Durant ce temps, Julien Avenel jouait par intervalle avec son favori emplumé, tantôt lui donnant, tantôt lui retirant les morceaux dont il le nourrissait, prenant plaisir à tromper et à satisfaire tour à tour l’avidité de son faucon. « Eh quoi, encore, vilain oiseau ! tu n’en aurais jamais de trop ; qu’on te donne un morceau, tu veux tout avoir. Oui, fais la coquette avec tes plumes, rengorge-toi ; penses-tu que je ne te connaisse pas ? crois-tu que je ne voie pas que tous ces gonflements de plumes, tous ces battements d’ailes ne sont point pour ton maître, mais bien pour essayer si tu tireras quelque chose de lui, gourmande que tu es. Bien, c’est cela ; allons, prends encore. Es-tu contente ? Petit cadeau va loin avec toi et avec tout ton sexe. »
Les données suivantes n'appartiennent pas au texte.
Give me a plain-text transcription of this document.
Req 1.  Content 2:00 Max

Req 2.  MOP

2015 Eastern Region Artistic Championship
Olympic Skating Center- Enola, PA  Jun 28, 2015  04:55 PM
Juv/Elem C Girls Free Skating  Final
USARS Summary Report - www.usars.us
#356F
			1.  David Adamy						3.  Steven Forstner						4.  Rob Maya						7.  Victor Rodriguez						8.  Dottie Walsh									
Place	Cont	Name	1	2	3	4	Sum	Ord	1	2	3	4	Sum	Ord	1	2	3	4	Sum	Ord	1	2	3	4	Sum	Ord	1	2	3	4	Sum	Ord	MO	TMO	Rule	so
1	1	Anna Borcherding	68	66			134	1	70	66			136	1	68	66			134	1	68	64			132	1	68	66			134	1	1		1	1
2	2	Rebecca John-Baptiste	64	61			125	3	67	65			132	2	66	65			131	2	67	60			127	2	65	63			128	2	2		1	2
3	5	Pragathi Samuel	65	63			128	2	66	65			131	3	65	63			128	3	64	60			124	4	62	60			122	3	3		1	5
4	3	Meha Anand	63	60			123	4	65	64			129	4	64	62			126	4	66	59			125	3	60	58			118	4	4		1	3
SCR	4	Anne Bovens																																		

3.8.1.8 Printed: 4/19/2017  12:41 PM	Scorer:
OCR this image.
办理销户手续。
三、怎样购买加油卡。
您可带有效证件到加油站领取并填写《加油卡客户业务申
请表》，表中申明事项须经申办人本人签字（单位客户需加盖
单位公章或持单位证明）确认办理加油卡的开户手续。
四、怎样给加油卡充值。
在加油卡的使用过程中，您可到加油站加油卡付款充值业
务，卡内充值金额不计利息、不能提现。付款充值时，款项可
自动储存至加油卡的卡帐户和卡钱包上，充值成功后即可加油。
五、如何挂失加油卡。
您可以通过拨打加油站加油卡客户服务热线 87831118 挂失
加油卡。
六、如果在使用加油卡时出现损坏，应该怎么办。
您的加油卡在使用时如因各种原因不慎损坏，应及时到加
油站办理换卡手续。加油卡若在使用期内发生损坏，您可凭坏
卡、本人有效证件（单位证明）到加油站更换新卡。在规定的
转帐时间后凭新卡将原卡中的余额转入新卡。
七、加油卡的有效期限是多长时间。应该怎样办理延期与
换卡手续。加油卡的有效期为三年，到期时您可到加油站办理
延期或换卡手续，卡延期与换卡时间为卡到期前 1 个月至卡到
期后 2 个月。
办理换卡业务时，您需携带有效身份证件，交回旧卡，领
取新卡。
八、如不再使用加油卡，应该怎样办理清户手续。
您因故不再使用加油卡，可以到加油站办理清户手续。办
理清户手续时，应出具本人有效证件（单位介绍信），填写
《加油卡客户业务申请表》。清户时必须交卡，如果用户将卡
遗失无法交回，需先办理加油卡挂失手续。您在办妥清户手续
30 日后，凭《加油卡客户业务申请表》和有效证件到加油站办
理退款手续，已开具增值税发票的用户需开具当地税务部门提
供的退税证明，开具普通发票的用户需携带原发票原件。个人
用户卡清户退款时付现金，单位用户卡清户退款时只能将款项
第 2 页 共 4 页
Il cessa de regarder le faucon et se mit de nouveau à arpenter la salle ; puis prenant sur un plateau un second morceau de la viande découpée pour cet usage, il se remit à tenter et agacer l’oiseau en le lui présentant et le retirant aussitôt ; il réveilla ainsi le naturel carnassier et sauvage de son hôte emplumé. « Ah, ah ! tu fais la méchante, tu te débats, tu me donnes des coups de bec, tu as recours à tes serres[1]. Là, là tu voudrais prendre ta volée, sans doute ? mais la courroie est passée dans tes pattes, petite mutine ? tu ne peux remuer ni voler sans que je le veuille ; cessez ce jeu, petite folle, ou l’un de ces jours je vous tordrai le cou. Allons, prends cela, régale-toi : holà, Jenkin ! » Un homme de sa suite se présenta. « Tenez, prenez-moi cette petite méchante, et portez-la au perchoir ; j’en suis las. Prenez garde à son vol ; ayez bien soin de la baigner ; demain nous verrons comme elle volera. Comment, Christie, sitôt de retour ? »

Christie s’avança vers son maître, et lui rendit un compte exact de son voyage, de la même manière qu’un officier de police

  1. En beau langage de fauconnerie, les serres du faucon sont appelées singles. a. m.